Blend Into the Shadows

Jack Ryan: Shadow Recruit

This is it, the last of the Jack Ryan films to come out so far (and, thus, the end of this review project for the site). Considering that there were only five films in the franchise I'm amazed at how tired of the character I already am, but it's only when you watch these films back-to-back-to-back that you realize many of the issues with the stories (which probably come from the novels they're based on). I expected to enjoy this dive through the series more than I did but, now that we're reaching the end, I'm just glad it's over.

Jack Ryan: Shadow Recruit

First, though, we have to get through the second attempt at a movie series reboot, 2014's Jack Ryan: Shadow Recruit. In the film we're taken back to Jack Ryan's early days, going to college for his doctorate in economics. His plans, whatever they might have been, were put on hold when 9/11 happened, and Ryan immediately joined the Marines. 18 months later, the helicopter he was on board (with two crew members) was shot down over Afghanistan. Despite having two broken vertebrae in his spine, Ryan somehow pulls his two soldiers free from the chopper.
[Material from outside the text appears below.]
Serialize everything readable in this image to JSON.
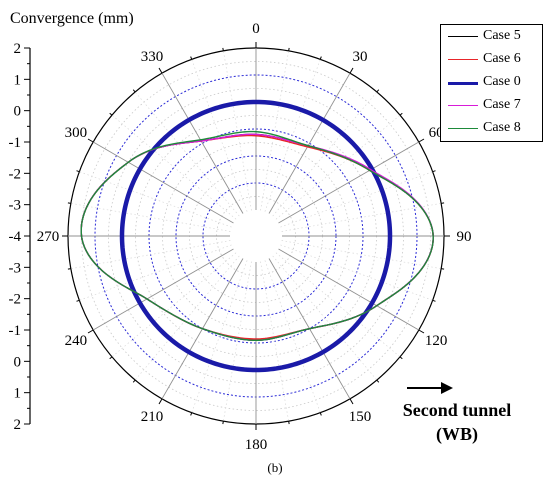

Cut forward eight months and Ryan was in physical therapy still for the injuries he sustained. That was when he got a visit from CIA Director Harper who recruited the soldier to act as a deep cover operative investigating U.S. financial crimes. This, of course, then led Ryan to join, finish his doctorate, and then eventually discover a terrorist plot that somehow tied into Wall Street all so that Russia could crash the U.S. economy. Because that's apparently a thing they'd want to do.

One thing I liked in the previous reboot, The Sum of All Fears, was that the film winkingly joked about how the Russians were always the bad guys in these kinds of movies. Here, our old Cold War enemy is back to just being an enemy, no knowing nods or winks about it. I get that Putin is a bad dude, and that we should worry about his administration, but there's no nuance to the portrayal of Russia in this movie, no thought that, "hey, maybe ruining the economy of the U.S. would ruin it for everyone else considering how tied into the global economy everyone is." Russia had to be the bad guy because that's how it always works in this films.

The film really could have used some time to slow down and establish stakes. Making Russia the bad guy feels like a way for the filmmakers to short circuit the villain development process. It's like having a brown-skinned terrorist cell (like the 2018 series does), a way for the producers to play on stereotypes so they don't have to do as much development to make us somehow hate their bad guy. But the movie doesn't just sell out the bad guys; it sells out everyone, giving us very little development of any of the characters, include the lead, Jack Ryan.

Chris Pine is a good actor although, like a lot of actors (such as Ben Affleck who we harped on in the last review), Pine is best at playing himself. He has an effortless charm he can throw around and the movie tries to use this to make us care about the character, ironing over any deficiencies in his characterization. "Look at this guy, isn't he charming? He really pulled two soldiers out of a helicopter and you believe it not because we show you this but just because he's so suave and pretty." We see Pine run around a lot and say a bunch of stuff, but we never get the feel for him as a real person, someone who has an economic degree or spent time training to be a Marine or a CIA agent. Every single life event that actual mattered to him is quickly glossed over and talked about after the fact. It's essentially "tell instead of show" the movie.

Amusingly the middle section of the film almost pulls this off, even. Taking place in Russia, Pine's Jack Ryan is sent to Moscow to investigate a company that seems to be making a number of off-the-books transactions, pumping up the U.S. dollar for an eventual dump-and-run (which would cause the aforementioned economic crash somehow because we're told so). This leads to a long, tense sequence where Pine's Ryan, along with his fiance Cathy Mueller (Kira Knightly) who came to Moscow to surprise him (because she doesn't know he's a CIA agent), have to face off across from the villain over a dinner all while a CIA mission is going on. It's well plotted, well executed, and you get a good feel for all the players in this little cat-and-mouse game. This sequence felt like actual espionage. More importantly, the tension grew out of it organically. It's a great sequence.

But then the film switches back over to quick jumps in time, accelerating into a long action-filled back half where things once again happen "because" and we're left to just watch. Don't get me wrong, I like big dumb action movies, but the best of that genre at least spend the time to first make me care about what's happening. Nothing here is developed properly, none of the characters, the hero, or the big threat, so that we can understand (or care) about what's playing out on screen. It's just a mess.

I can appreciate when a movie wants to be svelte, to not stick around any longer than it has to. There's a difference, though, in not drawing stuff out and in simply not providing any useful context. Jack Ryan: Shadow Recruit cuts out everything it doesn't feel is needed, from character moments to useful backstory, or even why he's called a "shadow recruit" in the title of the film. Do we need to know what's happening in the film? Apparently not. We have Chris Pine, so let's just watch him be charming. Or not. I say we go with "not".